Alors que plus de 100 signataires issus du monde entier ont rejoint une pétition mondiale pour défendre la création cinématographique et audiovisuelle indépendante, Mathilde Fiquet, secrétaire générale du CEPI (European Audiovisual Production Association), alerte sur les pressions croissantes qui menacent la diversité culturelle et la souveraineté des producteurs. Elle revient sur les origines de cette initiative, ses enjeux internationaux, et les attentes concrètes du secteur indépendant européen.
MEDIA +
Le CEPI, que vous représentez, est un acteur clé dans le paysage européen de la production. Pouvez-vous nous rappeler son rôle ?
MATHILDE FIQUET
Le CEPI, European Audiovisual Production Association, représente les producteurs indépendants à l’échelle européenne par le biais de leurs associations nationales. Nous comptons aujourd’hui 19 associations réparties dans 17 pays européens, ainsi que Animation in Europe, qui regroupe les producteurs indépendants d’animation. Grâce à tous ces membres, nous parlons au nom de plus de 2.600 sociétés de production à travers l’Europe. C’est un secteur vaste, dynamique, mais aujourd’hui fortement fragilisé.
MEDIA +
Vous êtes à l’initiative d’une pétition mondiale pour défendre les œuvres cinématographiques et audiovisuelles indépendantes. Quelle en a été l’origine ? Était-ce une urgence partagée ?
MATHILDE FIQUET
Oui, tout à fait. Cela fait plusieurs mois que nous ressentons une pression croissante sur le modèle européen de soutien à la diversité de la création. Ce modèle repose en grande partie sur la directive SMA, qui permet à chaque État membre de mettre en place des politiques culturelles ambitieuses : quotas de diffusion, obligations d’investissement, etc.
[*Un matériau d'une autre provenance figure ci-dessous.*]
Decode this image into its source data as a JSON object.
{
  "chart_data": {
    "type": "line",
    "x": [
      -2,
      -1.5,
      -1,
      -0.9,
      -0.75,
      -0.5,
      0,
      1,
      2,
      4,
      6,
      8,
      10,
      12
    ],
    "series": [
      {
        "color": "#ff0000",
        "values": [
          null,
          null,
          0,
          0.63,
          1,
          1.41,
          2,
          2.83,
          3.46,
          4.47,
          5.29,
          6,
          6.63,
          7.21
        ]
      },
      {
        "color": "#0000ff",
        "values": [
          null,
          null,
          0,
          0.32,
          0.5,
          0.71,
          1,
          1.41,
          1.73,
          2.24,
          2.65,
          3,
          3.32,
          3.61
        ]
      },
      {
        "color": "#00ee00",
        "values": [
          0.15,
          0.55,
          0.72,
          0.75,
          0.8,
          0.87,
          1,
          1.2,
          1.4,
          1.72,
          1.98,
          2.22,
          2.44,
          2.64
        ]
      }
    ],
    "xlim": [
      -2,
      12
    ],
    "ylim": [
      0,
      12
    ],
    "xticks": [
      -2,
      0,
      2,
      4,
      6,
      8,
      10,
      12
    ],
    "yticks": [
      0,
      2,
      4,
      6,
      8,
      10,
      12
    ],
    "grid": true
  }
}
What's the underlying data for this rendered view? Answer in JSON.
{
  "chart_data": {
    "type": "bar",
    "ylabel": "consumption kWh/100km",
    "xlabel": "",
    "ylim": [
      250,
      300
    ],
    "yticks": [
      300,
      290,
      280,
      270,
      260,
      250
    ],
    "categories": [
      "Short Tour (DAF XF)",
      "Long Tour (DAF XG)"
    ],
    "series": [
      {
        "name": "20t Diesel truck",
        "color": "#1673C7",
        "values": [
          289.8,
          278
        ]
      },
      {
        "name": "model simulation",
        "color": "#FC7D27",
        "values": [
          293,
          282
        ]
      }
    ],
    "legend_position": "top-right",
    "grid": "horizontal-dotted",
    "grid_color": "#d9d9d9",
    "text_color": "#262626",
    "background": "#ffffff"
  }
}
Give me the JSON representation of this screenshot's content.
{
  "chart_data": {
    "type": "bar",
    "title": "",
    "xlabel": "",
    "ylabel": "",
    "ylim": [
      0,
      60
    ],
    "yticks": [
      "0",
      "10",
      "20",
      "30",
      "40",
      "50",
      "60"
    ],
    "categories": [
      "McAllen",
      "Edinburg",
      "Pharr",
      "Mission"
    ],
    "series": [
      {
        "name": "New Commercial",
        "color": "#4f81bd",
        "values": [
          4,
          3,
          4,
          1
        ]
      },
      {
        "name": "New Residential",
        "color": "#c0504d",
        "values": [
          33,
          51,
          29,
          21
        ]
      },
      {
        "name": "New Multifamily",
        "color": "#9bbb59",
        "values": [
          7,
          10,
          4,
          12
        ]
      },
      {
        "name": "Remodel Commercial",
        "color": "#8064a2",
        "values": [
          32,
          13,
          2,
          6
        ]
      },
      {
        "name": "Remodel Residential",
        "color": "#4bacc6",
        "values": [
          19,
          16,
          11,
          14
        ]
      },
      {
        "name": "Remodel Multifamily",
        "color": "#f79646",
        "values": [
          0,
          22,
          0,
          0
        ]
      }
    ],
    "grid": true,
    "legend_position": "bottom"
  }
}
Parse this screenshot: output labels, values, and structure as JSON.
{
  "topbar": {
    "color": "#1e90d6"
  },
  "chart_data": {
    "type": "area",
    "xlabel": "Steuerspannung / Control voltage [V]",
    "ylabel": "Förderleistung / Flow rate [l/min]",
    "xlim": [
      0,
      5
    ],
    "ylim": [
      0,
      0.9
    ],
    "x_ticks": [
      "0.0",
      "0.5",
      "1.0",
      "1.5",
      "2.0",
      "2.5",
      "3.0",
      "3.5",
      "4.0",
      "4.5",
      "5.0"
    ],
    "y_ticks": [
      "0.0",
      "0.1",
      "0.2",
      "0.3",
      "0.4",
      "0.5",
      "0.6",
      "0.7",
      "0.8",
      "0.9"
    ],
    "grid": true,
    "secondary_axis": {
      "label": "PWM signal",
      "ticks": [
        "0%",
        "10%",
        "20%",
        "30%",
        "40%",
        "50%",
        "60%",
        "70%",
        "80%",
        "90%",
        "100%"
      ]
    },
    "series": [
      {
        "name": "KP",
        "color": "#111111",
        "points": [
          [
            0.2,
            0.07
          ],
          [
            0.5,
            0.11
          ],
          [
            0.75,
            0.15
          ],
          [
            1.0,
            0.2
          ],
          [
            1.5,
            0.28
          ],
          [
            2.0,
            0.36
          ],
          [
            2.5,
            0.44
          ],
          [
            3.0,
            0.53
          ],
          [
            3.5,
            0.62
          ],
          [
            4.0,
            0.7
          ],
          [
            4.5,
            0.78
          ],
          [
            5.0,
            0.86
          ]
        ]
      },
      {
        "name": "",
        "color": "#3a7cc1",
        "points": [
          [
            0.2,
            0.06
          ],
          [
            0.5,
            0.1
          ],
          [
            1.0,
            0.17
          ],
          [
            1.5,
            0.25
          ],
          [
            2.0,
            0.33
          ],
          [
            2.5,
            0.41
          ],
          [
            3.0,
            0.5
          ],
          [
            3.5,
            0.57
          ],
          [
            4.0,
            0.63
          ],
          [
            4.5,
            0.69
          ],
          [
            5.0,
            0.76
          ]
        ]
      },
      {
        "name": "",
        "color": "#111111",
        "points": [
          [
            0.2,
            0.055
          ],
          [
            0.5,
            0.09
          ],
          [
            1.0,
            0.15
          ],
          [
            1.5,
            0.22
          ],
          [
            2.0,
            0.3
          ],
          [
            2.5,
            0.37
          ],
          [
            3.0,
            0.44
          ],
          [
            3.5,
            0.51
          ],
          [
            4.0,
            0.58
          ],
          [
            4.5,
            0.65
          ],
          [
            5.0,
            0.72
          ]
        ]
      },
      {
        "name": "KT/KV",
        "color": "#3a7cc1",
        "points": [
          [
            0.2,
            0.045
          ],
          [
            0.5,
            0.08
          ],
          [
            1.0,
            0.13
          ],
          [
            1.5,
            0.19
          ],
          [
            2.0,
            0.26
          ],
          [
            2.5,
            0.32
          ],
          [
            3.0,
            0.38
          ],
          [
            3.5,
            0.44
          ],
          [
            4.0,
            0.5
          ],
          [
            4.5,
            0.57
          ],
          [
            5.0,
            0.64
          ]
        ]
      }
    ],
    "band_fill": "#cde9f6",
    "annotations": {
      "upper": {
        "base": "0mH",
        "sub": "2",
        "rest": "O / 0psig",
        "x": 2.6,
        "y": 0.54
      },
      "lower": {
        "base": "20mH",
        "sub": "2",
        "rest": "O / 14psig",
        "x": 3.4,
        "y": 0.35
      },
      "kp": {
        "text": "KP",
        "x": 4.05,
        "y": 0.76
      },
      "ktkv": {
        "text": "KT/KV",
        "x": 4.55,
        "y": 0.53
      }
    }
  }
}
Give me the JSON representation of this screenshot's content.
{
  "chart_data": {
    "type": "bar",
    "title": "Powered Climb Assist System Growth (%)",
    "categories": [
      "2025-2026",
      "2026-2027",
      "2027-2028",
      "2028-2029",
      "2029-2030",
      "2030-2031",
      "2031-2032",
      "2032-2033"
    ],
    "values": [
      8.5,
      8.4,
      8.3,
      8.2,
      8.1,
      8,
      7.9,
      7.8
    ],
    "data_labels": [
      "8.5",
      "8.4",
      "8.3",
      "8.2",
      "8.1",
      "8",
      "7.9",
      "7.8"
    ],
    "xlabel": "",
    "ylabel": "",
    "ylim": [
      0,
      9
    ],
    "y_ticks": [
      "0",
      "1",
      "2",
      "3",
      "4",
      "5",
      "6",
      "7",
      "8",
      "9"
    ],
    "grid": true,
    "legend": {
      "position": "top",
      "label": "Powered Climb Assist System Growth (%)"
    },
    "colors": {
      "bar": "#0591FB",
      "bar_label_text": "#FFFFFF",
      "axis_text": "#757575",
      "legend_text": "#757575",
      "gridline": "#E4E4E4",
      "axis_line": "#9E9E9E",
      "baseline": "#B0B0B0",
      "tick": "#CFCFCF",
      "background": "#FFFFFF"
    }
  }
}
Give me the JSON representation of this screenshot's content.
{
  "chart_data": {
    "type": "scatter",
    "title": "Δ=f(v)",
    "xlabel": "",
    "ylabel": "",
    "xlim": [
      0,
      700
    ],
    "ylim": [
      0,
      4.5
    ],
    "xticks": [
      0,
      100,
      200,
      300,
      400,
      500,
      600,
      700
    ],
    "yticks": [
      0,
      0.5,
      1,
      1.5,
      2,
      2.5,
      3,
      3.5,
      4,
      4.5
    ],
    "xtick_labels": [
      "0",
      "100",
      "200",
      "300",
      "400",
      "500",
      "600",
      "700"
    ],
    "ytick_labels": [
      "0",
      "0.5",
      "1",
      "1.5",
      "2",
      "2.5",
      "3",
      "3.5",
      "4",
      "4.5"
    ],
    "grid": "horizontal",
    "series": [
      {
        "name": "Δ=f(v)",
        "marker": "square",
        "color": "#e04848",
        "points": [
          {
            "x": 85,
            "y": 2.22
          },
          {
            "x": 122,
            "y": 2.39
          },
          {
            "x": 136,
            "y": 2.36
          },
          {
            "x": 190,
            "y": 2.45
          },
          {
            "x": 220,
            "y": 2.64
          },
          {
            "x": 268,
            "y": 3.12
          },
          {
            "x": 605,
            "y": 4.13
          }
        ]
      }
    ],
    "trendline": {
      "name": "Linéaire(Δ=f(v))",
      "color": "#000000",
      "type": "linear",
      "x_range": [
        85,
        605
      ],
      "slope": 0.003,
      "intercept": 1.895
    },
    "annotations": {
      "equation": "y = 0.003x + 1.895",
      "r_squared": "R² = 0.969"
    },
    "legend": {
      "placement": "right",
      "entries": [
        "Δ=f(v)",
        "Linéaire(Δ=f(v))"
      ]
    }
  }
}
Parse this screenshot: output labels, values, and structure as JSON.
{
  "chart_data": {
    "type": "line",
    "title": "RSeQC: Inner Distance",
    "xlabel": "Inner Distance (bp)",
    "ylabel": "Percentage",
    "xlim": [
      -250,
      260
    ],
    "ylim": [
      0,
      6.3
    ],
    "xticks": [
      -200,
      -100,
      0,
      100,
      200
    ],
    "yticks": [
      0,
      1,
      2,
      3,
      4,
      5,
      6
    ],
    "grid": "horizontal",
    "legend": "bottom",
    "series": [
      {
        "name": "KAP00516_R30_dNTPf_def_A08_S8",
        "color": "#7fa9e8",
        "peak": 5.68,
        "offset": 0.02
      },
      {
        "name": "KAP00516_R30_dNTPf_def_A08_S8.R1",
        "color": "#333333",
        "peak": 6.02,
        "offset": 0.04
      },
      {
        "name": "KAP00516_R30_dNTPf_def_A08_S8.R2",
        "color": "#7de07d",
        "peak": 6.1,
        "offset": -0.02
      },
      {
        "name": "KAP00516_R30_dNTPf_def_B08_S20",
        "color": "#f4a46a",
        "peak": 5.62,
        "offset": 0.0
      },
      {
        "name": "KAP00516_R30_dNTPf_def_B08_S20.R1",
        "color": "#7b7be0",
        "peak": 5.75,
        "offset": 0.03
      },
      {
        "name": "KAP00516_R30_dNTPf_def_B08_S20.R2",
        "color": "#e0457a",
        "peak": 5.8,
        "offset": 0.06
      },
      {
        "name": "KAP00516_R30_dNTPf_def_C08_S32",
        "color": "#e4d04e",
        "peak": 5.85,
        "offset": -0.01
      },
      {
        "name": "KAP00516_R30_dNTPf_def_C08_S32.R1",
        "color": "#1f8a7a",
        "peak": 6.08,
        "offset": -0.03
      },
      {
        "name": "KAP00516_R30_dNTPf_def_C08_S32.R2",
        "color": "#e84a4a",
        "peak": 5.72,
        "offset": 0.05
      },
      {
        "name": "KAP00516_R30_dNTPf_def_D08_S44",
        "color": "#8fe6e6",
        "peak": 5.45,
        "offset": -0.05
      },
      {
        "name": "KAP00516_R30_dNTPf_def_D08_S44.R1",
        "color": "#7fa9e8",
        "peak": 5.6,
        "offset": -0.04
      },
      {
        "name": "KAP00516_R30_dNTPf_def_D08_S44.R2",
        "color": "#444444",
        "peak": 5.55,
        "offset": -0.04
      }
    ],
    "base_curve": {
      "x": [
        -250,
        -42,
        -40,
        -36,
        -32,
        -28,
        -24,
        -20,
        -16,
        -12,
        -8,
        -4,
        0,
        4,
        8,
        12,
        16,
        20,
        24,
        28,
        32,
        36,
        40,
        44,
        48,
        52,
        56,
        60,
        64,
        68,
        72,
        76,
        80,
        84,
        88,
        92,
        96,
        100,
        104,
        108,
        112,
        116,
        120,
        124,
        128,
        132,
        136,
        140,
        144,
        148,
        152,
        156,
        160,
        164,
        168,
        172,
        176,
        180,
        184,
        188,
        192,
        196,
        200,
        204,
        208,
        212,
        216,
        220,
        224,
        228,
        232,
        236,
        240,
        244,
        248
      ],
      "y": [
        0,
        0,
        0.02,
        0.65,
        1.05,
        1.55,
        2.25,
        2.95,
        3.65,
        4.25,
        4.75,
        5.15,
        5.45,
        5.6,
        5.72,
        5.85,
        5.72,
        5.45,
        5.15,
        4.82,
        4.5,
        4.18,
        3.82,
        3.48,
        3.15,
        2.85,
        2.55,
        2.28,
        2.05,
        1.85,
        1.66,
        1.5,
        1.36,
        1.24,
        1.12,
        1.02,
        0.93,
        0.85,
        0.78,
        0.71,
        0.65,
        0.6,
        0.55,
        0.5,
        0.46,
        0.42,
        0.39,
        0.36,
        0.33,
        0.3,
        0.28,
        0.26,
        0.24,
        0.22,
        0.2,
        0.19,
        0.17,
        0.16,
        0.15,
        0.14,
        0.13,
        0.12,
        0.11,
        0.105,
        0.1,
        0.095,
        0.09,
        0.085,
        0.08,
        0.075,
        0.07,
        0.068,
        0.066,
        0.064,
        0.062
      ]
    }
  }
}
La France est historiquement en pointe sur ces sujets, avec une politique culturelle forte. Mais ce modèle est aujourd’hui contesté par certains acteurs extérieurs à l’Union européenne. Ils estiment qu’il crée des obligations territoriales qui ne correspondent pas à leurs objectifs stratégiques, voire qu’il représente une forme de concurrence déloyale. En discutant avec nos homologues canadiens, australiens, sud-africains ou argentins, nous nous sommes rendu compte que ce type de pression était partagé dans de nombreuses régions du monde.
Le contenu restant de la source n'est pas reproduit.